Visas, visas and more visas

Approximately six weeks before our estimated day of departure we realised it was high time we started thinking seriously about the visas we needed. We’d glanced at the embassy websites before, but now we really had to fill in those forms. At a quick glance we thought we needed visas for Belarus, Russia, Mongolia and China. We were pretty sure we’d left enough time.

In trying to sort out our freighter travel from Asia to North America we unfortunately discovered there weren’t any direct ships to Canada, the last having stopped running in April. There also weren’t any freighters we could board in China, since we’re not planning on doing business there. This meant we’d have to add the additional country of South Korea to our itinerary.
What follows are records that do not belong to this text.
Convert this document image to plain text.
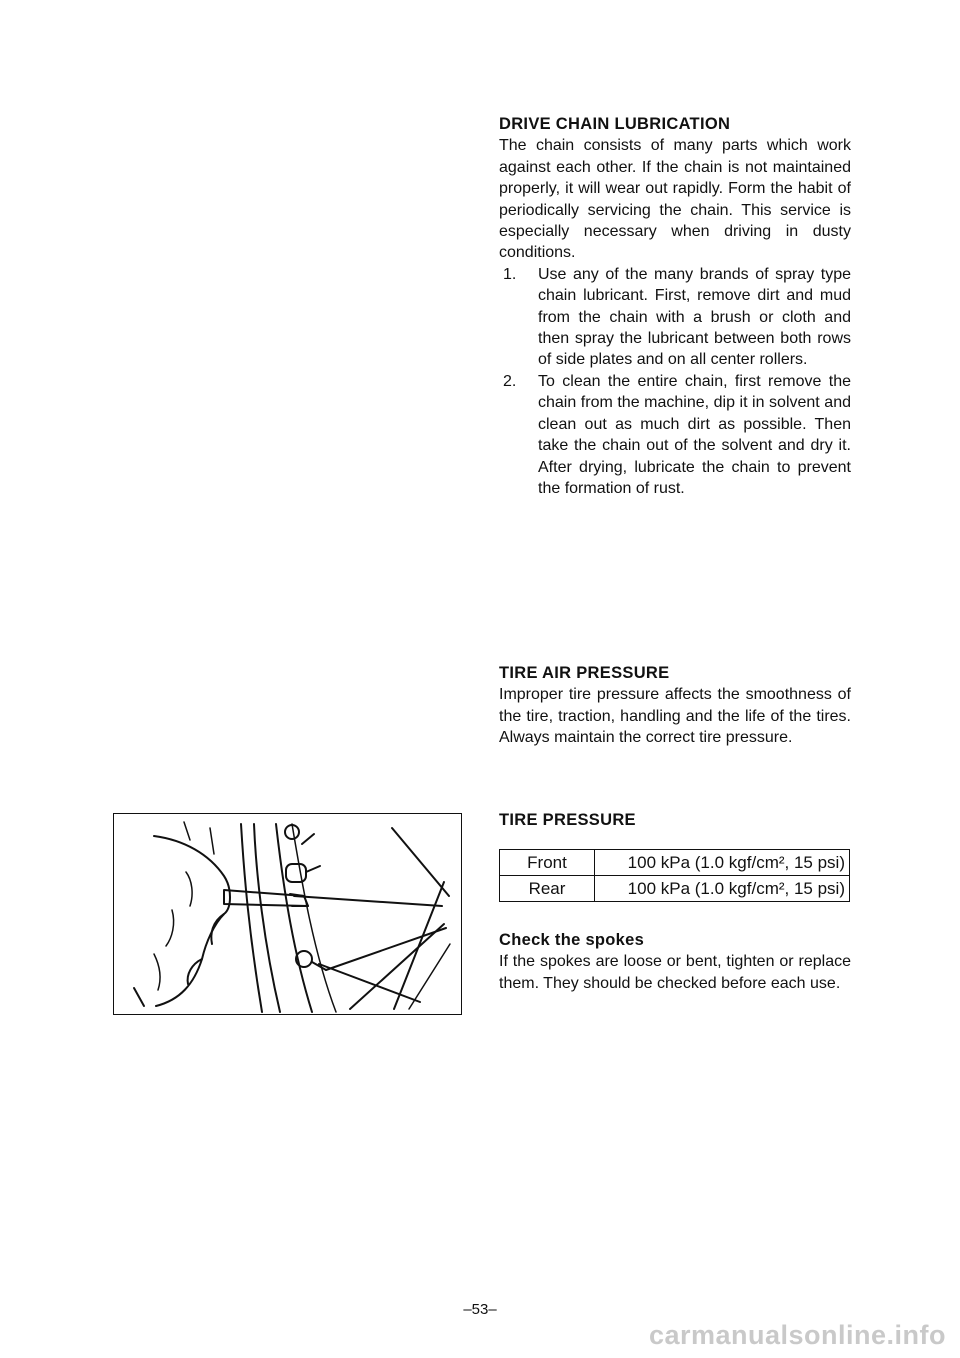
DRIVE CHAIN LUBRICATION
The chain consists of many parts which work against each other. If the chain is not maintained properly, it will wear out rapidly. Form the habit of periodically servicing the chain. This service is especially necessary when driving in dusty conditions.
1. Use any of the many brands of spray type chain lubricant. First, remove dirt and mud from the chain with a brush or cloth and then spray the lubricant between both rows of side plates and on all center rollers.
2. To clean the entire chain, first remove the chain from the machine, dip it in solvent and clean out as much dirt as possible. Then take the chain out of the solvent and dry it. After drying, lubricate the chain to prevent the formation of rust.
TIRE AIR PRESSURE
Improper tire pressure affects the smoothness of the tire, traction, handling and the life of the tires. Always maintain the correct tire pressure.
TIRE PRESSURE
Front	100 kPa (1.0 kgf/cm², 15 psi)
Rear	100 kPa (1.0 kgf/cm², 15 psi)
Check the spokes
If the spokes are loose or bent, tighten or replace them. They should be checked before each use.
–53–
carmanualsonline.info
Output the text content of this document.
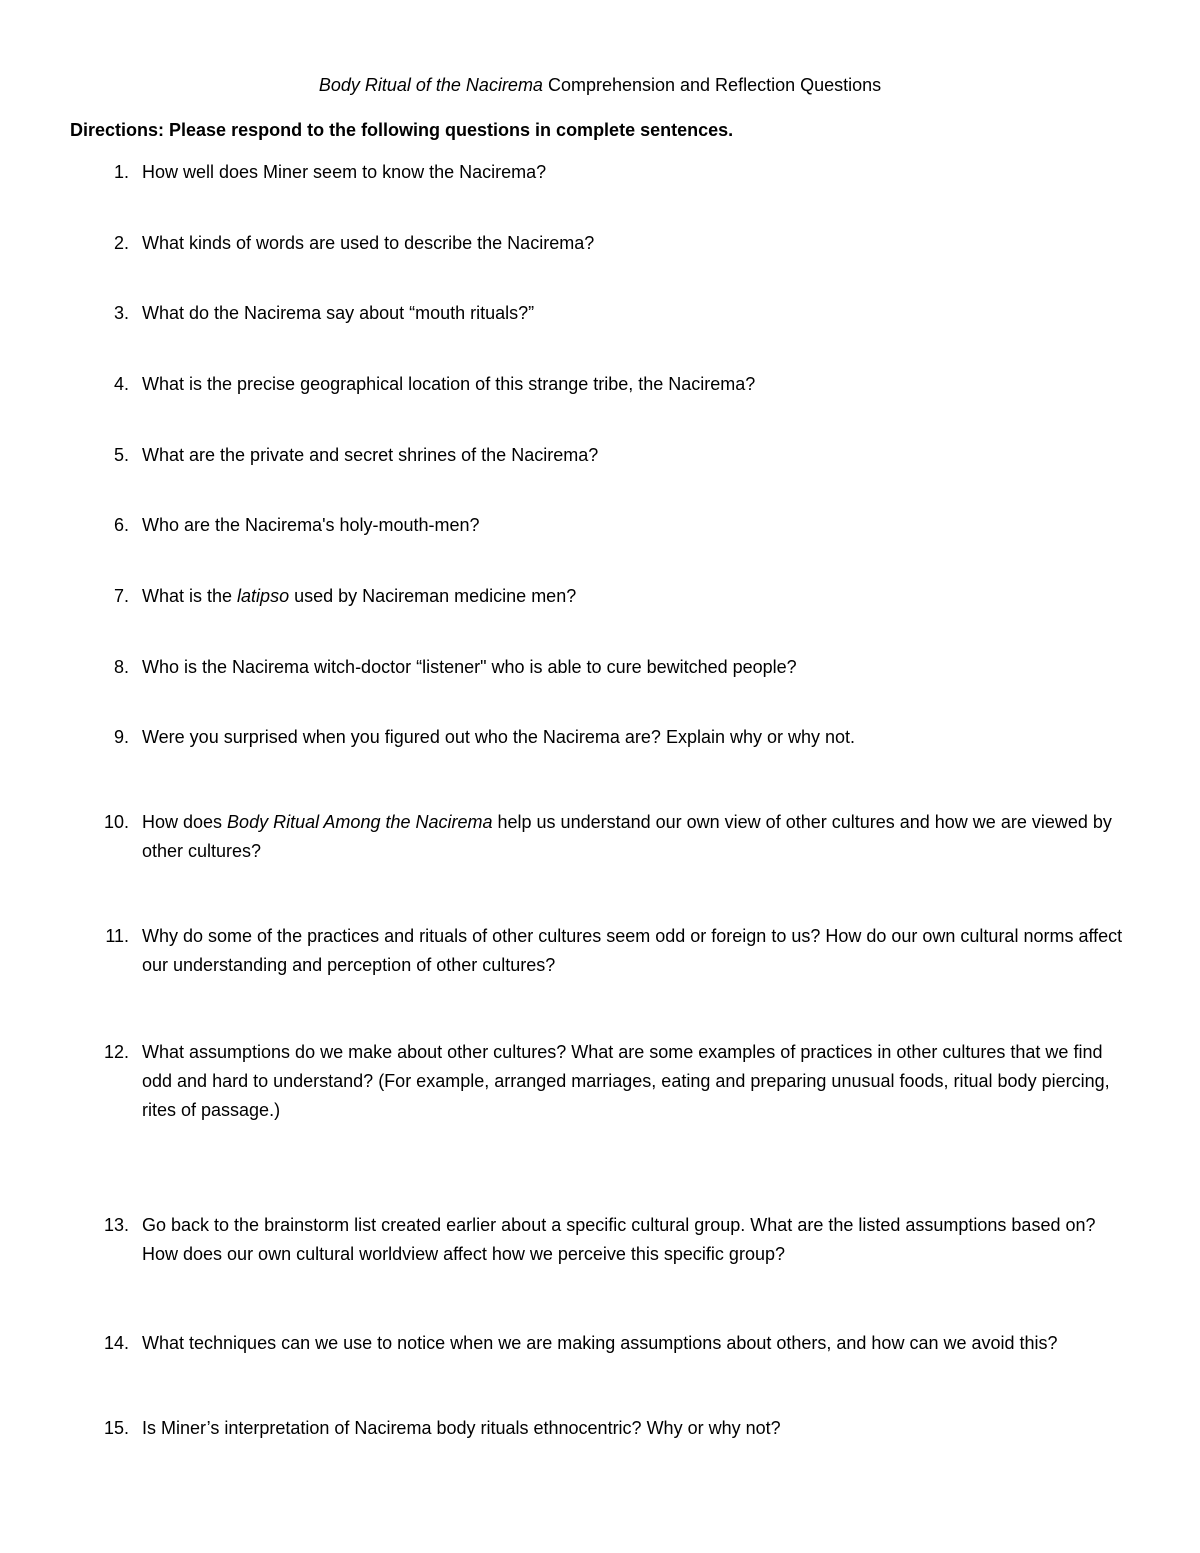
Body Ritual of the Nacirema Comprehension and Reflection Questions
Directions: Please respond to the following questions in complete sentences.
1. How well does Miner seem to know the Nacirema?
2. What kinds of words are used to describe the Nacirema?
3. What do the Nacirema say about “mouth rituals?”
4. What is the precise geographical location of this strange tribe, the Nacirema?
5. What are the private and secret shrines of the Nacirema?
6. Who are the Nacirema's holy-mouth-men?
7. What is the latipso used by Nacireman medicine men?
8. Who is the Nacirema witch-doctor “listener" who is able to cure bewitched people?
9. Were you surprised when you figured out who the Nacirema are? Explain why or why not.
10. How does Body Ritual Among the Nacirema help us understand our own view of other cultures and how we are viewed by other cultures?
11. Why do some of the practices and rituals of other cultures seem odd or foreign to us? How do our own cultural norms affect our understanding and perception of other cultures?
12. What assumptions do we make about other cultures? What are some examples of practices in other cultures that we find odd and hard to understand? (For example, arranged marriages, eating and preparing unusual foods, ritual body piercing, rites of passage.)
13. Go back to the brainstorm list created earlier about a specific cultural group. What are the listed assumptions based on? How does our own cultural worldview affect how we perceive this specific group?
14. What techniques can we use to notice when we are making assumptions about others, and how can we avoid this?
15. Is Miner’s interpretation of Nacirema body rituals ethnocentric? Why or why not?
Thankfully the South Koreans are a generous bunch and no visa is required (as far as we can work out!). Freighters run from South Korea to Mexico or the US.

What really set us worrying though was an email we received from a freighter agent in Germany stating that we needed a B2 tourist visa for the US, instead of the normal visa waiver since freighters are unauthorised carriers. We then attempted to disprove this by looking into the list of authorised carriers on the US government website. With great triumph we discovered ‘NSB Niederelbe Schiffahrt Gesellschraft MBH & Co.’ on the list. Presumably this was the freighter company we were planning on going with, despite the spelling mistake. Our excitement was short-lived as Outi from NSB told us that the visa waiver does apply to freighter passengers, but only those arriving on the East Coast. Clearly we’d planned this trip the wrong way round.

We did briefly consider going across the Atlantic instead, but we’d really set our hearts on the Trans-Siberian and we couldn’t bail out now. Arriving in Mexico was another option and Ensenada did look like a pretty nice place. If we arrived into Mexico we could just toodle across the border on the visa waiver. Sadly, that shipping service finishes on the 30th of June. Flying to South Korea to catch that freighter clearly wasn’t an option. So it looked like we’d just have to face this head on and get the visa.

The US visa would involve a trip to London and an additional week without our passports. We put together a spreadsheet to see how we could squeeze all the visa applications in. Transiting on the night train through Belarus was not going to happen, the visa wouldn’t get here in time. Instead we decided we’d amble leisurely through the Baltics, going up through the visa-less nations of Lithuania, Latvia and Estonia. Now we needed to get four visas, but even then that was pushing it a bit. Getting the Chinese visa was like a dream, sent off and came back in five working days as planned. Next up was the US visa, but that deserves a post of its own... When our passports come back tomorrow we’ll send off the Russian application and the Mongolian one will have to wait till we get to Berlin, or somewhere else along the tracks. And if the worst comes to the worst we’ll just have to go to Vladivostok instead.